In this thesis, signal sampling and processing techniques are developed for magnetic resonance applications, to improve the estimation of magnetic resonance parameters and to reduce experimental acquisition times.

Two processing techniques are developed for Nuclear Magnetic Resonance (NMR) relaxation and diffusion experiments. $L1$ regularization is recommended for extracting parameter distributions which are a priori known to be composed of sparse features. $L1$ regularization is shown to be stable at signal-to-noise ratios < 20 and capable of resolving relaxation time constants and diffusion coefficients which differ by as little as 10%, such as in relaxation and diffusion studies of hexane/dodecane in porous media. Modified Total Generalized Variation (MTGV) regularization is recommended for extracting parameter distributions for which there is no prior knowledge of whether they are composed of sparse or smooth features. MTGV regularization is shown to perform better than conventional processing techniques and $L1$ regularization over a range of simulated distributions.

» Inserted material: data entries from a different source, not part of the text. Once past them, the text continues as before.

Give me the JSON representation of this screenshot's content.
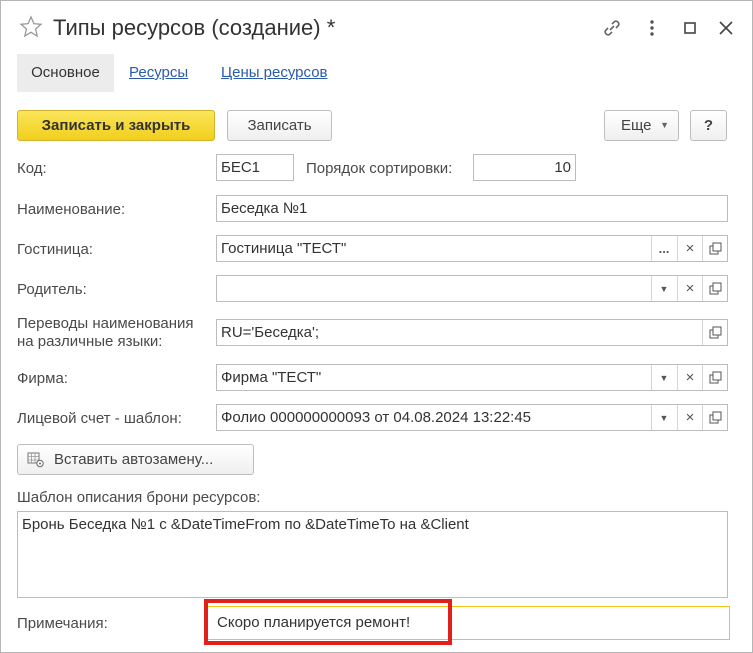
{
  "window": {
    "title": "Типы ресурсов (создание) *"
  },
  "tabs": [
    {
      "label": "Основное"
    },
    {
      "label": "Ресурсы"
    },
    {
      "label": "Цены ресурсов"
    }
  ],
  "toolbar": {
    "save_close_label": "Записать и закрыть",
    "save_label": "Записать",
    "more_label": "Еще",
    "help_label": "?"
  },
  "form": {
    "code": {
      "label": "Код:",
      "value": "БЕС1"
    },
    "sort_order": {
      "label": "Порядок сортировки:",
      "value": "10"
    },
    "name": {
      "label": "Наименование:",
      "value": "Беседка №1"
    },
    "hotel": {
      "label": "Гостиница:",
      "value": "Гостиница \"ТЕСТ\""
    },
    "parent": {
      "label": "Родитель:",
      "value": ""
    },
    "translations": {
      "label_line1": "Переводы наименования",
      "label_line2": "на различные языки:",
      "value": "RU='Беседка';"
    },
    "firm": {
      "label": "Фирма:",
      "value": "Фирма \"ТЕСТ\""
    },
    "account_template": {
      "label": "Лицевой счет - шаблон:",
      "value": "Фолио 000000000093 от 04.08.2024 13:22:45"
    },
    "insert_autoreplace_label": "Вставить автозамену...",
    "booking_template": {
      "label": "Шаблон описания брони ресурсов:",
      "value": "Бронь Беседка №1 с &DateTimeFrom по &DateTimeTo на &Client"
    },
    "notes": {
      "label": "Примечания:",
      "value": "Скоро планируется ремонт!"
    }
  },
  "colors": {
    "accent_yellow": "#f3d22b",
    "link_blue": "#2a5ca8",
    "highlight_red": "#e0201b",
    "focus_border": "#f0c419"
  }
}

A method for optimising sampling patterns for relaxation and diffusion experiments, based on the Cramér-Rao Lower Bound theory, is presented. The method is validated against pulsed field gradient NMR diffusion data of two experimental systems. In the first experimental system, the sampling pattern is optimised for the most accurate estimation of the lognormal distribution parameters of an emulsion droplet size distribution of toluene in water. In the second experimental system, the sampling pattern is optimised for the most accurate estimation of the bi-exponential model parameters of a binary mixture of methane/ethane adsorbed in a zeolite. The proposed method predicts an uncertainty in estimating the model parameters which is < 10% different from the uncertainty estimated from the experimental data sampled using the same sampling pattern.

Signal sampling and processing techniques are subsequently combined to reduce experimental acquisition times, which opens opportunities for studying unsteady systems over a long acquisition time and investigating fast-changing phenomena. A 32-fold decrease in the experimental acquisition time is achieved in extracting 3D spatially resolved spin spin relaxation maps. This is expected to be useful in investigating porous media systems. Three-component velocity maps on a 2D image, acquired every 4 ms, are used to capture, for the first time, the hydrodynamics of a bubble burst event. The experimental data are used to validate the predictions of numerical works.